ちなみに『HOMO ERECTUS』『BULLSEYE OF BEING』『LOVE=ACID SPACE=HELL』は、それぞれ1969年、70年、71年の録音とクレジットされている(笑)。
そしてそのあまりにもヴィンテージなヘヴィ・ロック・サウンドに、そのクレジットを真実と思い込む人が続出。
もちろん実際には21世紀のバンドでした。
3rdアルバムの時点ではベーシストが交代し、ガイ・タヴァレス(ドラム、ヴォーカル:ガイじゃなくてギイかも知れない)、アーサー・ファン・バーケル(ギター)、ミシャ・ポッペ(ベース)のトリオ。
前ベーシスト、メーディ・ルーチチェもハープで1曲ゲスト参加している。
で、完全にBLUE CHEER直系だった前2作に較べ、3rdアルバムではかなりの変化が聴かれる。
1曲目「Lonely Child」から、かなりストレートに疾走するハード・ロック。
音がスッキリしていて、前作までのような悪魔的(?)に歪んだサウンドではない。
(もちろん比較すればという話で、やっぱりファズは鬼のように踏んでいるが)
1971年録音という”設定”(笑)に忠実に、ヘヴィ・サイケからハード・ロックにシフトしていく様子を再現しようとしたのかな、とも思った。
ところがそうでもない。
THE YARDBIRDSでも有名なボ・ディドリーの「I'm A Man」や、THE PRETTY THINGSも演っていたこれまたボの「Hey Mama」なんてカヴァーが入っていて。
そのへんは選曲だけ見るとむしろ先祖返りしてガレージ/R&Bパンク的。
しかし、ハープをフィーチュアした「I'm A Man」はともかくとして、「Hey Mama」は6分ほどもあるドラム・ソロをフィーチュアした15分の長尺カヴァーと、ヘヴィ・サイケなアレンジ。
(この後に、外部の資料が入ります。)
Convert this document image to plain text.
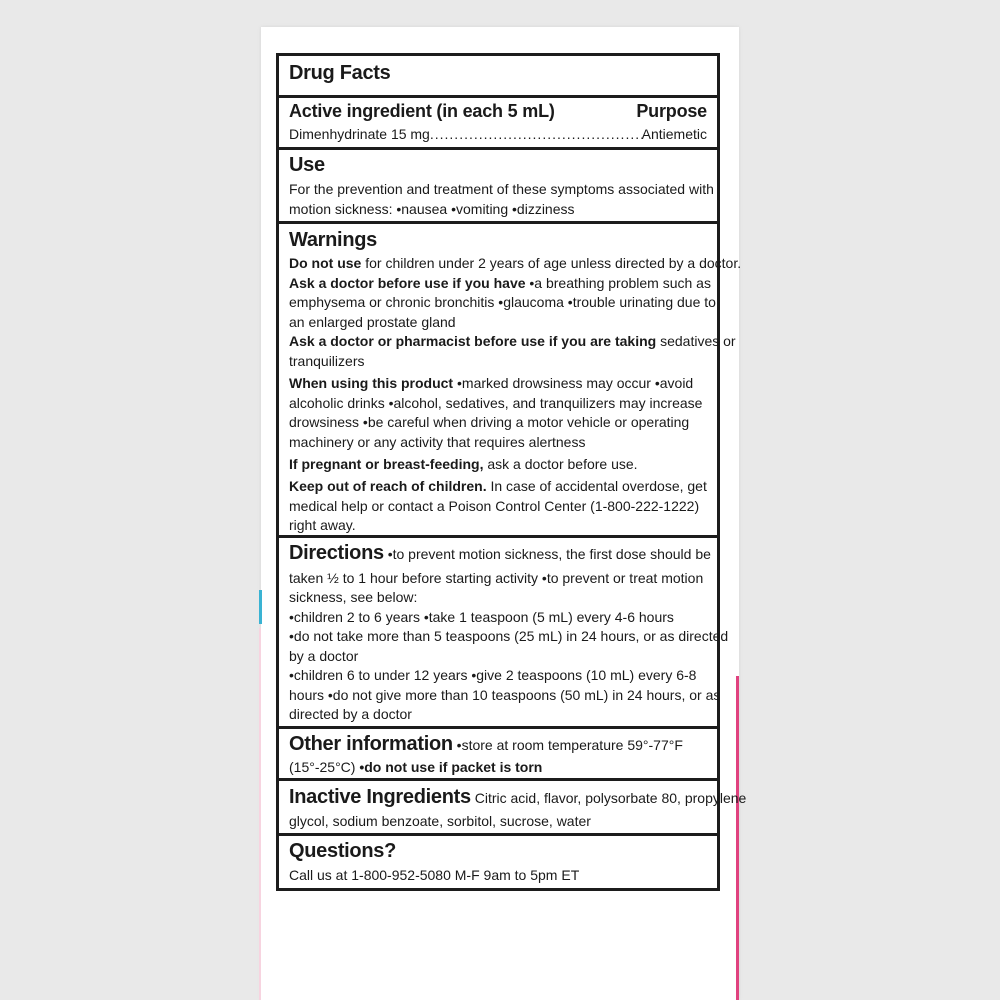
Drug Facts
Active ingredient (in each 5 mL)	Purpose
Dimenhydrinate 15 mg
.....	Antiemetic
Use
For the prevention and treatment of these symptoms associated with
motion sickness: •nausea •vomiting •dizziness
Warnings
Do not use for children under 2 years of age unless directed by a doctor.
Ask a doctor before use if you have •a breathing problem such as
emphysema or chronic bronchitis •glaucoma •trouble urinating due to
an enlarged prostate gland
Ask a doctor or pharmacist before use if you are taking sedatives or
tranquilizers
When using this product •marked drowsiness may occur •avoid
alcoholic drinks •alcohol, sedatives, and tranquilizers may increase
drowsiness •be careful when driving a motor vehicle or operating
machinery or any activity that requires alertness
If pregnant or breast-feeding, ask a doctor before use.
Keep out of reach of children. In case of accidental overdose, get
medical help or contact a Poison Control Center (1-800-222-1222)
right away.
Directions •to prevent motion sickness, the first dose should be
taken ½ to 1 hour before starting activity •to prevent or treat motion
sickness, see below:
•children 2 to 6 years •take 1 teaspoon (5 mL) every 4-6 hours
•do not take more than 5 teaspoons (25 mL) in 24 hours, or as directed
by a doctor
•children 6 to under 12 years •give 2 teaspoons (10 mL) every 6-8
hours •do not give more than 10 teaspoons (50 mL) in 24 hours, or as
directed by a doctor
Other information •store at room temperature 59°-77°F
(15°-25°C) •do not use if packet is torn
Inactive Ingredients Citric acid, flavor, polysorbate 80, propylene
glycol, sodium benzoate, sorbitol, sucrose, water
Questions?
Call us at 1-800-952-5080 M-F 9am to 5pm ET
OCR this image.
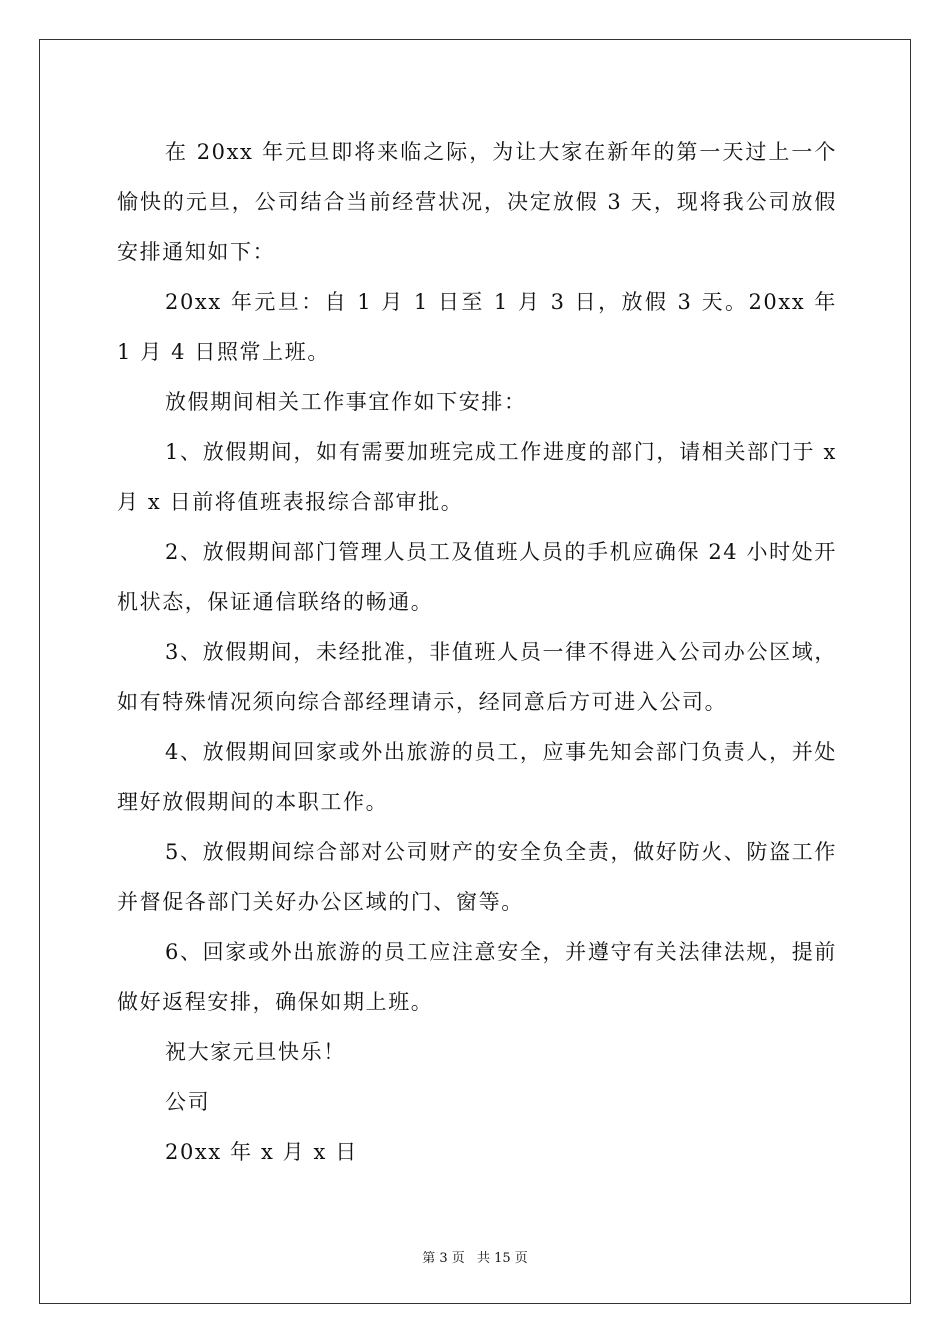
在 20xx 年元旦即将来临之际，为让大家在新年的第一天过上一个愉快的元旦，公司结合当前经营状况，决定放假 3 天，现将我公司放假安排通知如下：

20xx 年元旦：自 1 月 1 日至 1 月 3 日，放假 3 天。20xx 年 1 月 4 日照常上班。

放假期间相关工作事宜作如下安排：

1、放假期间，如有需要加班完成工作进度的部门，请相关部门于 x 月 x 日前将值班表报综合部审批。

2、放假期间部门管理人员工及值班人员的手机应确保 24 小时处开机状态，保证通信联络的畅通。

3、放假期间，未经批准，非值班人员一律不得进入公司办公区域，如有特殊情况须向综合部经理请示，经同意后方可进入公司。

4、放假期间回家或外出旅游的员工，应事先知会部门负责人，并处理好放假期间的本职工作。

5、放假期间综合部对公司财产的安全负全责，做好防火、防盗工作并督促各部门关好办公区域的门、窗等。

6、回家或外出旅游的员工应注意安全，并遵守有关法律法规，提前做好返程安排，确保如期上班。

祝大家元旦快乐！

公司

20xx 年 x 月 x 日

第 3 页 共 15 页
更に、あからさまにチャック・ベリー風で、実際チャックにインスパイアされたとクレジットがある「Wham Bam…」とか、ランディ・ホールデン『POPULATION Ⅱ』(https://lsdblog.seesaa.net/article/202102article_20.html)収録曲「Blue My Mind」を改題した「Population Ⅲ」なんて曲もあったり。
…で、思った。
前2作からコンセプチュアルに音を変化させたんじゃなくて…ひょっとして、前2作からの流れとはまったく関係なく、『LOVE=ACID SPACE=HELL』の”設定”と同じ1971年にリリースされた、デンマークのMOSES(https://lsdblog.seesaa.net/article/201607article_1273.html)あたりを意識したのでは?
意外とそうかも知れない。
MOSESもドラマーが歌うバンドだったし、スタジオ録音の曲中に長いドラム・ソロ入れてたし。
(そしてMOSESもORANGE SUNSHINEも、特にテクニカルではないドラム・ソロ)
いかにもそういうことやりそうだ、このバンド。
2007年には来日も果たしたORANGE SUNSHINEだったが、その後は10年代前半にライヴ・アルバムを2枚出しただけで、音沙汰がなくなった。
ガイ・タヴァレスは現在MERCURY BOYSというバンドで活動しているそうなので、ORANGE SUNSHINEの方は終わったのかも知れない。